The following passage is from the 1912 handbook:
ðə nɔrθ wind ænd ðə sʌn wər dispjuːtiŋ
hwitʃ wɔz ðə strɔŋɡər hwɛn ə trævələr keːm əlɔŋ
ræpt in ə wɔrm kloːk. ðeː əɡriːd ðət ðə wʌn huː fərst
meːd ðə trævələr teːk ɔf hiz kloːk ʃud bi konsidərd
strɔŋɡər ðæn ði ʌðər. ðɛn ðə nɔrθ wind bluː wið ɔːl
hiz mait, bʌt ðə mɔr hiː bluː ðə mɔr kloːsli did ðə
trævələr foːld hiz kloːk əraund him; ænd æt lɑst ðə nɔrθ
wind ɡeːv ʌp ði ətɛmpt. ðɛn ðə sʌn ʃɔn aut wɔrmli, ænd
imiːdjətli ðə trævələr tuk ɔf hiz kloːk; ænd soː ðə nɔrθ wind
wɔz oblaidʒd tu konfɛs ðæt ðə sʌn wɔz ðə strɔŋɡər ɔv ðə tuː.

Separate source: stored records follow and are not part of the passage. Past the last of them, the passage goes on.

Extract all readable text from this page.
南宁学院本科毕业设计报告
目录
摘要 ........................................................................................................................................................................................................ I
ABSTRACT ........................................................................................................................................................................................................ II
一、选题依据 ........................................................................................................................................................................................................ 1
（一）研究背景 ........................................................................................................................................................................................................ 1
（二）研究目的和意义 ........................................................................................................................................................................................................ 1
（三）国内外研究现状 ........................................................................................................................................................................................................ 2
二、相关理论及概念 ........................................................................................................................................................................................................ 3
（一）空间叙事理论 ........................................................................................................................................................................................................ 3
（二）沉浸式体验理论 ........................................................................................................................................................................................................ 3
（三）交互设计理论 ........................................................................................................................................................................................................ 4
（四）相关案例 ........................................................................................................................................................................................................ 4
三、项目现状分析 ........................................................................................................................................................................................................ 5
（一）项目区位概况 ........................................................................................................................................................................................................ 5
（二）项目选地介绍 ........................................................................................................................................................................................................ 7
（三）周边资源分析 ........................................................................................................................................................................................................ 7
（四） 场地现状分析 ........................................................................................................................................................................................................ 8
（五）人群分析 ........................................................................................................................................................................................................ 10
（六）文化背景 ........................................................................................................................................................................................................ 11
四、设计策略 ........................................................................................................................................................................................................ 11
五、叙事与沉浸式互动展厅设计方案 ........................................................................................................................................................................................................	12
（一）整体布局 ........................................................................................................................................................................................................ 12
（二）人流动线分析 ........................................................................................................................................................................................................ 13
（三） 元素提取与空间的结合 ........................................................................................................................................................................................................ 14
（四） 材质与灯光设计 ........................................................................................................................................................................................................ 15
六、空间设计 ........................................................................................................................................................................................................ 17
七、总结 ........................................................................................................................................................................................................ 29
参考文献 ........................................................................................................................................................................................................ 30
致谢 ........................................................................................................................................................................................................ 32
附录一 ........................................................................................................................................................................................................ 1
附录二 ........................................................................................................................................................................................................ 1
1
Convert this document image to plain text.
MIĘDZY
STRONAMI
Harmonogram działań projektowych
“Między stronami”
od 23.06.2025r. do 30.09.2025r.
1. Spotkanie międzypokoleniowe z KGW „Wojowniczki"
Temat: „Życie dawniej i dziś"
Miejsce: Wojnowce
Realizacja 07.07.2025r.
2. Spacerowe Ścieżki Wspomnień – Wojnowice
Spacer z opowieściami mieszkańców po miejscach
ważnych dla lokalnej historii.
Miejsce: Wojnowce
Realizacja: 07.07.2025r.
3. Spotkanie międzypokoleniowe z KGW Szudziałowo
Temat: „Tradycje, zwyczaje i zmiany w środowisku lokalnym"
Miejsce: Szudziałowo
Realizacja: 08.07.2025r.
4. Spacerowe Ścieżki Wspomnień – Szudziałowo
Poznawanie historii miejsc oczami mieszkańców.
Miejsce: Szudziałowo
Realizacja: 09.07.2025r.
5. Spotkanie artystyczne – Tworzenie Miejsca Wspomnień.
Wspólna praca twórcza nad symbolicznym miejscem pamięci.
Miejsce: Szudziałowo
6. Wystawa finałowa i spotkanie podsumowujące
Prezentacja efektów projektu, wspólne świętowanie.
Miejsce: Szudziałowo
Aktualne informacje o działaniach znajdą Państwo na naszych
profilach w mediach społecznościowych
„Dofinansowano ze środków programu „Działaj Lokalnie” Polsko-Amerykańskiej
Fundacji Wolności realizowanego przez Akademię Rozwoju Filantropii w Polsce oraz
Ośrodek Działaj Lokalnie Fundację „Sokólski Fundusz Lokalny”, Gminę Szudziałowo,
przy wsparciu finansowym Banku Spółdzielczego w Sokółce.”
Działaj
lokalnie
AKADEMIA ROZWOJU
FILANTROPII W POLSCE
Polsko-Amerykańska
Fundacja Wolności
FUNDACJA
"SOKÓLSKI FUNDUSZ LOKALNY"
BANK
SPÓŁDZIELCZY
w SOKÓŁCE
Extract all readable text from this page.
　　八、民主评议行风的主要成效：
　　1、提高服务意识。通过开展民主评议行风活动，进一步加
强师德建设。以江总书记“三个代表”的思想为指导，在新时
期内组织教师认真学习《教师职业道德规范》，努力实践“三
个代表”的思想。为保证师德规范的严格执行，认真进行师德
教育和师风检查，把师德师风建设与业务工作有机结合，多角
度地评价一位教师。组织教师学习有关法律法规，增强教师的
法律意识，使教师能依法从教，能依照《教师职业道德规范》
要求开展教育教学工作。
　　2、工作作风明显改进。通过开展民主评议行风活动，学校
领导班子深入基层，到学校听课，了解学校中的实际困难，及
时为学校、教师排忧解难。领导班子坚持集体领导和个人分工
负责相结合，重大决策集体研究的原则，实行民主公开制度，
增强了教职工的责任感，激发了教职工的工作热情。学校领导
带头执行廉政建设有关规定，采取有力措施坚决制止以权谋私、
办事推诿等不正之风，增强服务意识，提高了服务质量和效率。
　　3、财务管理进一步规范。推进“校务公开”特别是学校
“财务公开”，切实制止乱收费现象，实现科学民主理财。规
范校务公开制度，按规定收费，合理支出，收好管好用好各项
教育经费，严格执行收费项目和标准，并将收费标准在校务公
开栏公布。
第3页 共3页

The North Wind and the Sun were disputing
which was the stronger when a traveller came along
wrapped in a warm cloak. They agreed that the one who first
made the traveller take off his cloak should be considered
stronger than the other. Then the North Wind blew with all
his might, but the more he blew the more closely did the
traveller fold his cloak around him; and at last the North
Wind gave up the attempt. Then the Sun shone out warmly, and
immediately the traveller took off his cloak; and so the North Wind
was obliged to confess that the Sun was the stronger of the two.